You may want to just use the `logrotate' utility as part of your
application's startup. Much easier than symlinks and custom code.

Ted
 
J

Jürgen Exner

Frank Seitz said:
Jürgen Exner said:
Jarmo said:
I have a problem and I was hoping someone could help me. I have a program
that every time it runs it saves a log file with same name about the changes
it did on that particular run.

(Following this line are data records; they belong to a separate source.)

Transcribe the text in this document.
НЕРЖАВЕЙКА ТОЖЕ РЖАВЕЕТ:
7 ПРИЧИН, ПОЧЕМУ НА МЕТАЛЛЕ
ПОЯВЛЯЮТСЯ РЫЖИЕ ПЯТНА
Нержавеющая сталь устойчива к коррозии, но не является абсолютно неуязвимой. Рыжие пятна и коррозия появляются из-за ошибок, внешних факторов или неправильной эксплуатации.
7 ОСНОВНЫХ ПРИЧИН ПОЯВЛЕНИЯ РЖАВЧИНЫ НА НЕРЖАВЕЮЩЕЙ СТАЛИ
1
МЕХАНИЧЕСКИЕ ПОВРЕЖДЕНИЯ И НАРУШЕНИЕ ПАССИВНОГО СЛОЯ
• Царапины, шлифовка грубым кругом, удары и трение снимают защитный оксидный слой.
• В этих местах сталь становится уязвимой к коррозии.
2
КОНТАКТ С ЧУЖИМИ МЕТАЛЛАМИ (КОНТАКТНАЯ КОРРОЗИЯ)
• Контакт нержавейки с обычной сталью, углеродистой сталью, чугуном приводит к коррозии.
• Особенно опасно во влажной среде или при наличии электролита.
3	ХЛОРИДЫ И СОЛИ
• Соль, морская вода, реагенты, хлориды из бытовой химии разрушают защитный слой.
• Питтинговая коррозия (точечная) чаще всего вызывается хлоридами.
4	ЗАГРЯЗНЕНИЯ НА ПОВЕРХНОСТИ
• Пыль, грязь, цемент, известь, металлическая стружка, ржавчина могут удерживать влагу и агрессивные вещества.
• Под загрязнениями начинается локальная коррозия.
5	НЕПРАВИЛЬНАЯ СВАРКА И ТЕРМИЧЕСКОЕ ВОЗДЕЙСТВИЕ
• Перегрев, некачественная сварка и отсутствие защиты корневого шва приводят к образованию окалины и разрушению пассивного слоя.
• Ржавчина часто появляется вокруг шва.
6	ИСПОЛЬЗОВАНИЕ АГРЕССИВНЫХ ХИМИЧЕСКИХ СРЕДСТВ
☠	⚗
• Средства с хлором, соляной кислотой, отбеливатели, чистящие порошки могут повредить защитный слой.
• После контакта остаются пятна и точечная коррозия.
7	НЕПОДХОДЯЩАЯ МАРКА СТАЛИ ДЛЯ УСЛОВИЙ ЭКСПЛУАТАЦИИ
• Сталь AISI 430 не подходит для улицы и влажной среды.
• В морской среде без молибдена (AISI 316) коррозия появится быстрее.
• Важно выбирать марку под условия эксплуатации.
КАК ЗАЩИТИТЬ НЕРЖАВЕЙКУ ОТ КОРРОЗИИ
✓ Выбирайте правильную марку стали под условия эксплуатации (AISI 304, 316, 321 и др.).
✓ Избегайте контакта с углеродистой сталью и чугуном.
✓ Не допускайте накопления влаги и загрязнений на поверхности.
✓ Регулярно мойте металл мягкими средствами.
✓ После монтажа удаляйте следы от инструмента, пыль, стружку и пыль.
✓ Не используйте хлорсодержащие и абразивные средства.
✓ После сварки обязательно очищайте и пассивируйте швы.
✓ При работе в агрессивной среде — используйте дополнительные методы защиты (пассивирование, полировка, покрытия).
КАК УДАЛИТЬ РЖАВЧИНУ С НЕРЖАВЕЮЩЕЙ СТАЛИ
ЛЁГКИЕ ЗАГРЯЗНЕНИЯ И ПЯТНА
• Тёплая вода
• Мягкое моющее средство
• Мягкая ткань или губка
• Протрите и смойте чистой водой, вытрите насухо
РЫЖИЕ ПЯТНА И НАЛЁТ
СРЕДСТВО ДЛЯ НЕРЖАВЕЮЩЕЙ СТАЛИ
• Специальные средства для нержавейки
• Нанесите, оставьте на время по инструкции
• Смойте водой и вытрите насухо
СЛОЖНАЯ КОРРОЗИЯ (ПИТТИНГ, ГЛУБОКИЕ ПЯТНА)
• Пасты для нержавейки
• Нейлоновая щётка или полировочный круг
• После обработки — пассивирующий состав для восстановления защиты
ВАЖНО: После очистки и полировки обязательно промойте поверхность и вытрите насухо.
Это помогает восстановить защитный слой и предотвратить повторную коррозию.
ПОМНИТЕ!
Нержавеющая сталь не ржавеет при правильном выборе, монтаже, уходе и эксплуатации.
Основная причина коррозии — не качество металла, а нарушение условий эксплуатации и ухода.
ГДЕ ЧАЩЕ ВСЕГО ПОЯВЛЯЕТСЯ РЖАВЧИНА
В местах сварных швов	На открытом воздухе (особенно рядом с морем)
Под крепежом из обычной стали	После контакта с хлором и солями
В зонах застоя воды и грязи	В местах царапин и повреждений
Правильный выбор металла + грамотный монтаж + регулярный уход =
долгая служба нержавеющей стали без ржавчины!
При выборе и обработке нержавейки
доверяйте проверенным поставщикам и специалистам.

Result is that old file gets overwritten and
lost.[...]
Not a Perl solution but what about running a cron job at midnight which
does a
ln -s foobar.log foobar[whateverthenewdayis]

A symlink is obviously not a solution, because the file
gets overwritten with every run.

You are right, I misread the original question.

If the application is really this misbehaved, then the OP has a whole
slew of other problems, too, e.g. what happens if two instances of the
application are running concurrently? Will they both write into the same
log file, stepping on each other's feet and destroying whatever the
other instance just wrote?

I would strongly suggest to fix the application. Even embedding the call
into a wrapper script which renames the log file immediately as
suggested by others won't fix all problems.